Anyway, I thought I'd add my two cents to this discussion while eating my cup-o-noodles at my desk at work.
More educated Americans tend to eat at nice restaurants more often which contributes to feelings of insecurity in the kitchen our grandmothers would never have exhibited…
And so much perfectionism! I think that consumer culture will do that to you, though: you're "paying for this," so it must be perfect, and then the standards for perfection ratchet to increasingly impossible levels. I think this is also worsened by the anti-social culture of the USA: if you're not getting the social joy out of your dinner, the only thing to think about is the rank hedonism of how amazing this food tastes in this moment--itself an evanescent, impossible to focus on phenomenon.

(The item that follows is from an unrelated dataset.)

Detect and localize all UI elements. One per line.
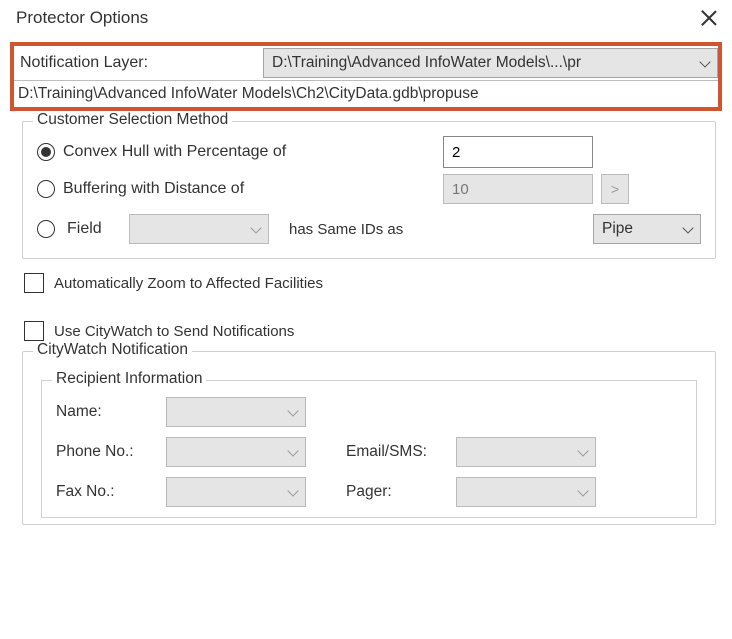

Then, because comparison is a ravenous monster (heheh, see what I did there?), your own home cooking is never good enough--it can't compare to the hedonic experience of the more expensive (and probably more calorie-rich) restaurant food.
Anyway, gotta run because Wednesday is when the grocery boat comes to our tiny island, and I need to restock. What will they have today? Who knows, leftovers from the bigger islands like always, plus whatever the farmers and fishermen haven't already sold to the resorts on the big islands. The berries, if there are any, will be moldy, and the cereal might have bugs, and I will be grateful--and happier than an American at Delmonico's.